From the plot, we can see a general upward trend, suggesting that countries with higher GDP per capita tend to have higher happiness scores. This could indicate that economic factors, represented by GDP, play a significant role in the overall well-being of a country's population.

However, there is some scatter, which implies that other factors beyond GDP may also be influencing the happiness scores.
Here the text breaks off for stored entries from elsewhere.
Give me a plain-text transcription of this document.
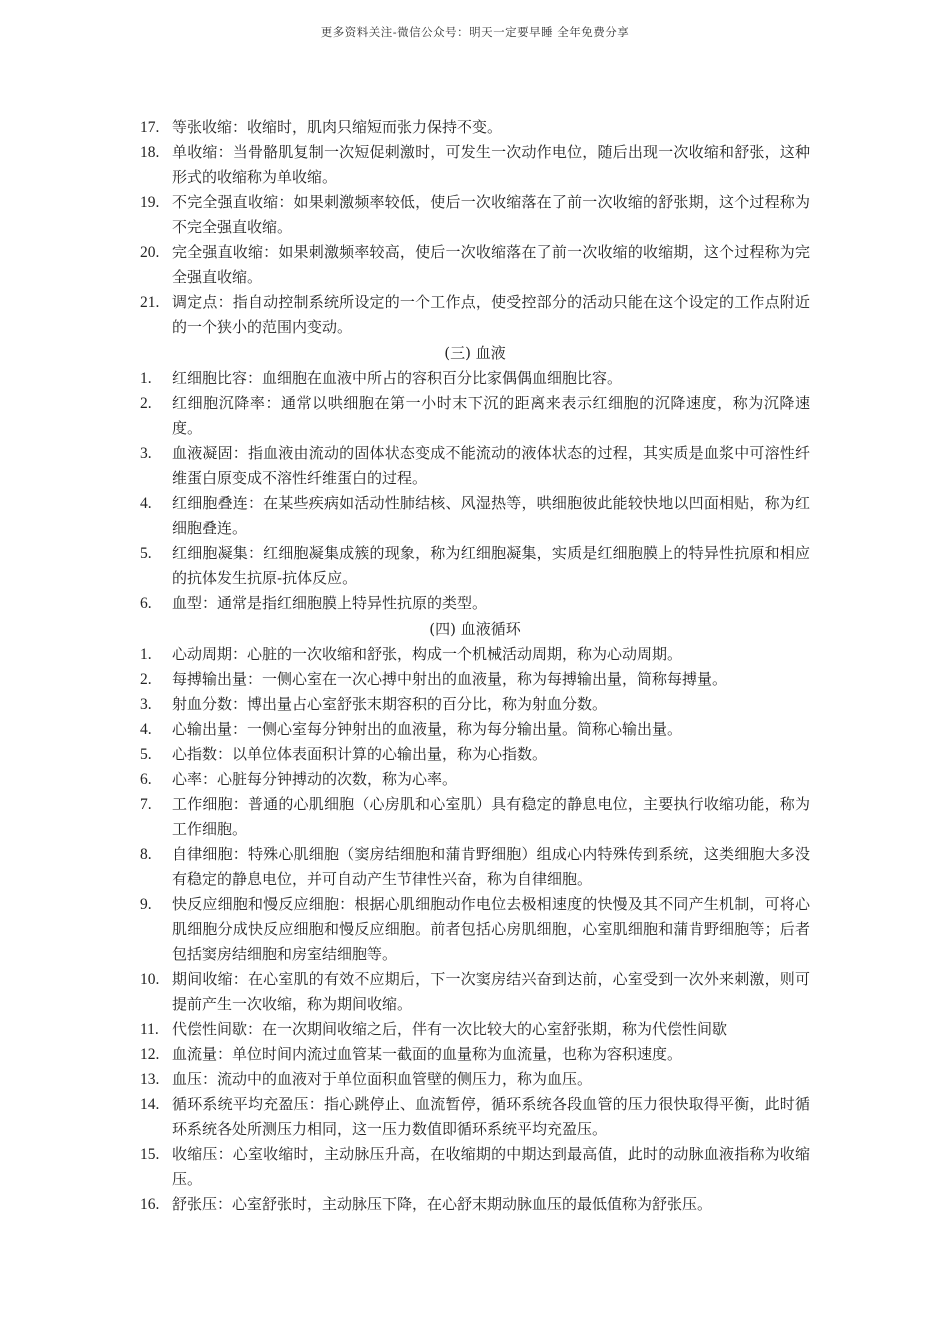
更多资料关注-微信公众号：明天一定要早睡 全年免费分享
17. 等张收缩：收缩时，肌肉只缩短而张力保持不变。
18. 单收缩：当骨骼肌复制一次短促刺激时，可发生一次动作电位，随后出现一次收缩和舒张，这种形式的收缩称为单收缩。
19. 不完全强直收缩：如果刺激频率较低，使后一次收缩落在了前一次收缩的舒张期，这个过程称为不完全强直收缩。
20. 完全强直收缩：如果刺激频率较高，使后一次收缩落在了前一次收缩的收缩期，这个过程称为完全强直收缩。
21. 调定点：指自动控制系统所设定的一个工作点，使受控部分的活动只能在这个设定的工作点附近的一个狭小的范围内变动。
(三) 血液
1.	红细胞比容：血细胞在血液中所占的容积百分比家偶偶血细胞比容。
2.	红细胞沉降率：通常以哄细胞在第一小时末下沉的距离来表示红细胞的沉降速度，称为沉降速度。
3.	血液凝固：指血液由流动的固体状态变成不能流动的液体状态的过程，其实质是血浆中可溶性纤维蛋白原变成不溶性纤维蛋白的过程。
4.	红细胞叠连：在某些疾病如活动性肺结核、风湿热等，哄细胞彼此能较快地以凹面相贴，称为红细胞叠连。
5.	红细胞凝集：红细胞凝集成簇的现象，称为红细胞凝集，实质是红细胞膜上的特异性抗原和相应的抗体发生抗原-抗体反应。
6.	血型：通常是指红细胞膜上特异性抗原的类型。
(四) 血液循环
1.	心动周期：心脏的一次收缩和舒张，构成一个机械活动周期，称为心动周期。
2.	每搏输出量：一侧心室在一次心搏中射出的血液量，称为每搏输出量，简称每搏量。
3.	射血分数：博出量占心室舒张末期容积的百分比，称为射血分数。
4.	心输出量：一侧心室每分钟射出的血液量，称为每分输出量。简称心输出量。
5.	心指数：以单位体表面积计算的心输出量，称为心指数。
6.	心率：心脏每分钟搏动的次数，称为心率。
7.	工作细胞：普通的心肌细胞（心房肌和心室肌）具有稳定的静息电位，主要执行收缩功能，称为工作细胞。
8.	自律细胞：特殊心肌细胞（窦房结细胞和蒲肯野细胞）组成心内特殊传到系统，这类细胞大多没有稳定的静息电位，并可自动产生节律性兴奋，称为自律细胞。
9.	快反应细胞和慢反应细胞：根据心肌细胞动作电位去极相速度的快慢及其不同产生机制，可将心肌细胞分成快反应细胞和慢反应细胞。前者包括心房肌细胞，心室肌细胞和蒲肯野细胞等；后者包括窦房结细胞和房室结细胞等。
10. 期间收缩：在心室肌的有效不应期后，下一次窦房结兴奋到达前，心室受到一次外来刺激，则可提前产生一次收缩，称为期间收缩。
11. 代偿性间歇：在一次期间收缩之后，伴有一次比较大的心室舒张期，称为代偿性间歇
12. 血流量：单位时间内流过血管某一截面的血量称为血流量，也称为容积速度。
13. 血压：流动中的血液对于单位面积血管壁的侧压力，称为血压。
14. 循环系统平均充盈压：指心跳停止、血流暂停，循环系统各段血管的压力很快取得平衡，此时循环系统各处所测压力相同，这一压力数值即循环系统平均充盈压。
15. 收缩压：心室收缩时，主动脉压升高，在收缩期的中期达到最高值，此时的动脉血液指称为收缩压。
16. 舒张压：心室舒张时，主动脉压下降，在心舒末期动脉血压的最低值称为舒张压。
It is essential to consider additional variables such as social support, freedom to make life choices, and other aspects when analyzing happiness scores.


### Overall Conclusion

In this project, we explored the World Happiness Report dataset to visualize and analyze the relationships between various factors influencing global happiness scores. We utilized interactive components in a Streamlit app, including histograms and scatter plots, to present the data in a more accessible and engaging way.

- We examined the distribution of happiness scores across countries, using a histogram to show how scores are spread.
- A scatter plot was used to explore the correlation between happiness scores and other factors such as GDP, providing insights into how these variables interact.
- Additional improvements, like filtering data based on GDP and adjusting the number of histogram bins, allowed for a more customized and insightful analysis.

Through this process, we gained a deeper understanding of the key drivers of happiness across countries, with a focus on GDP, social support, and health-related factors. The app provides users with an intuitive interface to explore the dataset and derive insights from the visualizations.